Other deals on the list include $40 million for software company Wayne Purple Lab$31 million for the Philadelphia biotech company Go inside$30 million for computer networking company Wayne Cornelis Networks$24 million for financial services firm Berwyn Credit exchange adviser and $22 million for home care service King of Prussia InHomeTherapy.

The market here in Philadelphia mirrored much of the United States, where the amount of dollars spent and the number of transactions those dollars were spent on was down. According to the report, the only region in the United States to bring in more venture capital dollars and deals in the last quarter than the previous was New England. There has again been a significant amount of investment in healthcare, clean technology and transportation companies this year. Overall, the entire country has seen only 59 public announcements so far, compared to 303 last year.

Dean Millerpresident of thePhiladelphia Alliance for Capital and Technology (PACT)Told Technically this downward trend does not concern him. Macroeconomic trends always have a big impact on all industries, he said, and venture capital is not immune.
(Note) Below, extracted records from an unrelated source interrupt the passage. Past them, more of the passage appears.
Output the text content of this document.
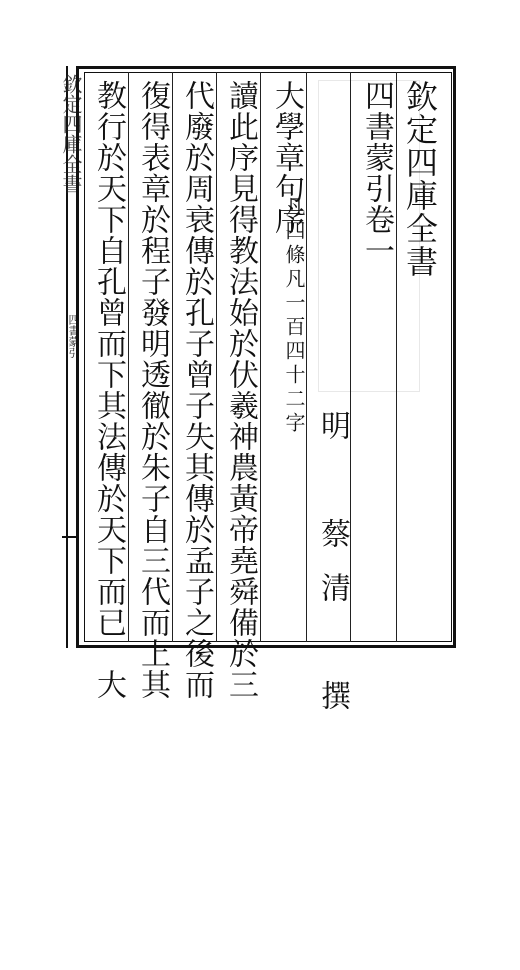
欽定四庫全書
四書蒙引
欽定四庫全書
四書蒙引卷一
明　蔡清　撰
大學章句序
凡四條凡一百四十二字
讀此序見得教法始於伏羲神農黃帝堯舜備於三
代廢於周衰傳於孔子曾子失其傳於孟子之後而
復得表章於程子發明透徹於朱子自三代而上其
教行於天下自孔曾而下其法傳於天下而已　大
“Major companies started cutting spending early in the year and the company is a quarter or two behind the public markets,” Miller said in an email. “Fundamentally, I’m not concerned with Philadelphia’s long-term prospects as a growing ecosystem for startups. Our position as a leading and growing region for cell and gene therapy, enterprise technology and consumer startups, among others, is built on solid foundations. »
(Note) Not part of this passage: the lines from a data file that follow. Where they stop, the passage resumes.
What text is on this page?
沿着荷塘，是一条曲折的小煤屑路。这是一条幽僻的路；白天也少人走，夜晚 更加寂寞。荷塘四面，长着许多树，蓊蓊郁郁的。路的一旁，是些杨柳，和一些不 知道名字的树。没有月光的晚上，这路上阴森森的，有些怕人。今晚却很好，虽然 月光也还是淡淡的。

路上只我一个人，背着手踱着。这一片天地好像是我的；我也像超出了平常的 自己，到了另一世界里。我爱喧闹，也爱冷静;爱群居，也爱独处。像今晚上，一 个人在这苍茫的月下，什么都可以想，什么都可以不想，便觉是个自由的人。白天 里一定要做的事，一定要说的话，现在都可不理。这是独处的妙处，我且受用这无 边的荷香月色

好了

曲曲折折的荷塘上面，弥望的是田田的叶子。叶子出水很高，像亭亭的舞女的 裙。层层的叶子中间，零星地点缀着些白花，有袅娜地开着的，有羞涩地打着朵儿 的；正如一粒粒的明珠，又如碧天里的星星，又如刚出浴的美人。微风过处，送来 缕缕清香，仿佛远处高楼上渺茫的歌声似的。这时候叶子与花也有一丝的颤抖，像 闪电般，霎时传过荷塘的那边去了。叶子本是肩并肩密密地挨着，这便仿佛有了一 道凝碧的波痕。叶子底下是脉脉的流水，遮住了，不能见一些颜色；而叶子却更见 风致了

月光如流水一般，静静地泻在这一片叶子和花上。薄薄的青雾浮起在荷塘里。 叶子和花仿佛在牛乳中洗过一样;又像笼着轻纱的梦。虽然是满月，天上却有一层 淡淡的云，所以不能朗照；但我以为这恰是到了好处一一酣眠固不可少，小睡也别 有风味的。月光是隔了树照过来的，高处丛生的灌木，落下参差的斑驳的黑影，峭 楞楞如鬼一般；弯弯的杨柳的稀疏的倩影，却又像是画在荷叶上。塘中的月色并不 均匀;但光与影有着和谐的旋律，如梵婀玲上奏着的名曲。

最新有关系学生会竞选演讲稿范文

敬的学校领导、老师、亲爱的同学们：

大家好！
[Editor’s note: Read Technical.ly’s July deep dive on these market changes: “As VC deals and valuations decline, what’s a tech founder to do? Don’t panic, these pros say“]

Where is the venture capital market going

The Venture Monitor report echoes Miller’s sentiments, pointing out that rising interest rates and “complicated” macroeconomic trends are influencing the venture capital market and companies considering going public. While third-quarter activity was below some all-time highs in 2021 and early 2022, activity this quarter follows generally positive market trends, he said. The report also called on the Inflation Reduction Act and the CHIPS and scientific law huge investments in technology and infrastructure that will likely help businesses in the future.
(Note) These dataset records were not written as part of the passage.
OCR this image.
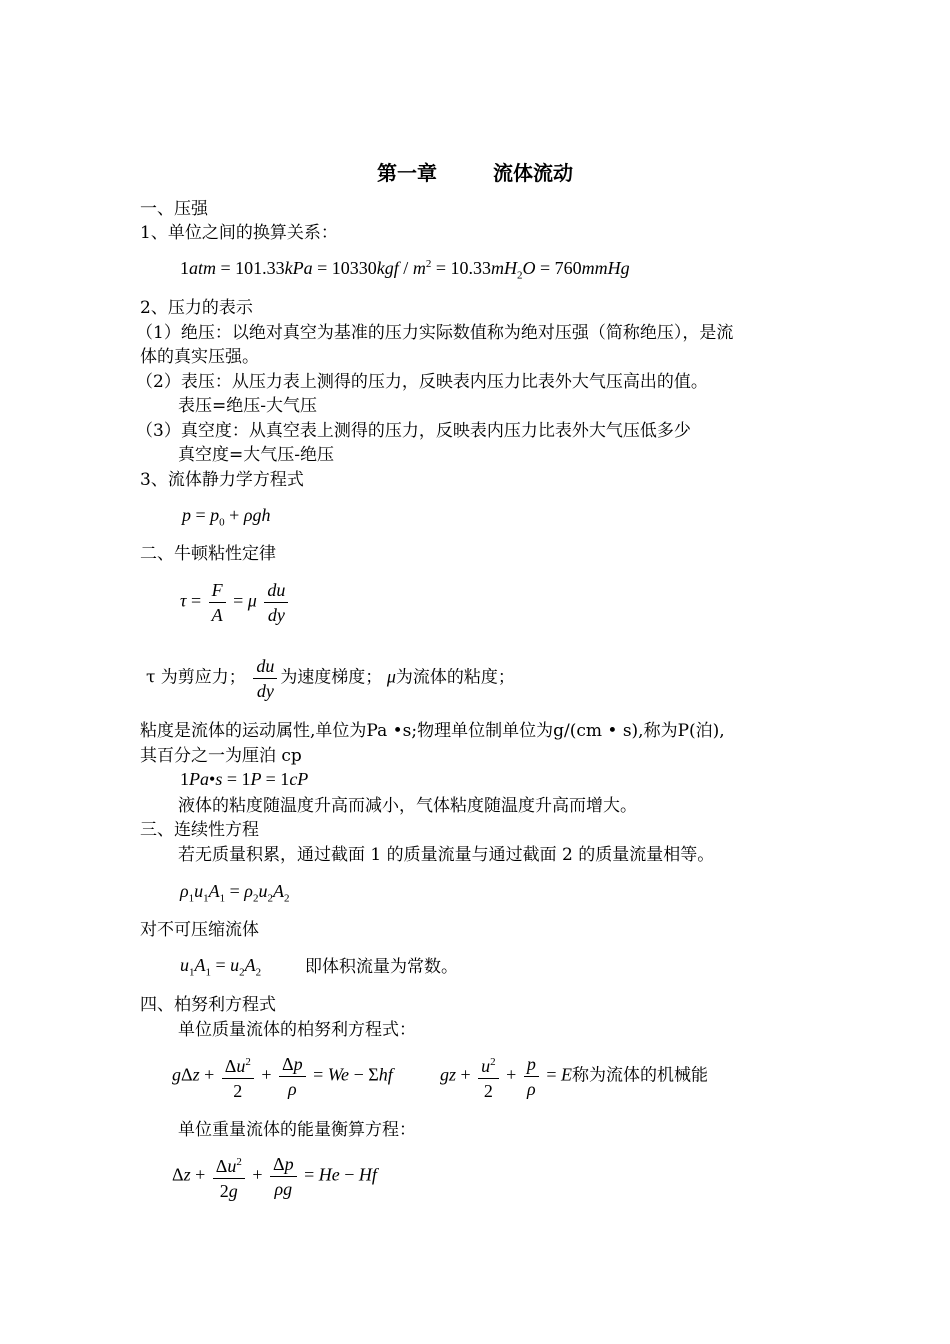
第一章	流体流动
一、压强
1、单位之间的换算关系：
$1atm = 101.33kPa = 10330kgf / m^2 = 10.33mH_2O$ = 760mmHg
2、压力的表示
（1）绝压：以绝对真空为基准的压力实际数值称为绝对压强（简称绝压），是流
体的真实压强。
（2）表压：从压力表上测得的压力，反映表内压力比表外大气压高出的值。
表压=绝压-大气压
（3）真空度：从真空表上测得的压力，反映表内压力比表外大气压低多少
真空度=大气压-绝压
3、流体静力学方程式
$p = p_0 + \rho gh$
二、牛顿粘性定律
$\tau = \frac{F}{A} = \mu \frac{du}{dy}$
τ 为剪应力； $\frac{du}{dy}$ 为速度梯度； μ为流体的粘度；
粘度是流体的运动属性,单位为Pa •s;物理单位制单位为g/(cm • s),称为P(泊),
其百分之一为厘泊 cp
1Pa•s = 1P = 1cP
液体的粘度随温度升高而减小，气体粘度随温度升高而增大。
三、连续性方程
若无质量积累，通过截面 1 的质量流量与通过截面 2 的质量流量相等。
$\rho_1u_1A_1 = \rho_2u_2A_2$
对不可压缩流体
$u_1A_1 = u_2A_2$	即体积流量为常数。
四、柏努利方程式
单位质量流体的柏努利方程式：
$g\Delta z + \frac{\Delta u^2}{2} + \frac{\Delta p}{\rho} = We - \Sigma hf$	gz + $\frac{u^2}{2} + \frac{p}{\rho} = E$称为流体的机械能
单位重量流体的能量衡算方程：
$\Delta z + \frac{\Delta u^2}{2g} + \frac{\Delta p}{\rho g} = He - Hf$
Venture capital deal activity in the US since 2012. (Image via PitchBook-NVCA Venture Monitor report)

Although 2022 sees fewer VC dollars and deals than 2021, the trend is towards the direction the market was heading before this peak year. Heading into the fourth quarter, the country was on track to see more deals than in 2019 and 2020. Angel and seed deals were down slightly from previous years, returning to 2020 levels, according to The report. And other start-up investments followed suit.

“Continued volatility in public markets has weakened the deployment of capital into early-stage deals as investors become more apprehensive of large and outlier deals over the past two years,” the report said. “Investors are focused on investing in the fundamentals of a startup instead of relying on another venture capital firm to invest at an even higher valuation.”

Later-stage funding is following a similar path – below 2021 figures, but on track to beat 2019 and 2020 figures. The report summarizes that although the figures are not comparable to a year ago , 2021 has been a truly exceptional year for venture capital, almost an outlier. Compared to the years before 2021, Philly and the rest of the country may be in a period of readjustment, but still on track for overall growth over the years.

“Third quarter facts paint a mixed picture for the venture capital industry,” Venture Monitor wrote in its report. “Investors are signaling that they are making deals, and there is consensus among managers and founders on how to prepare for potential challenges ahead.”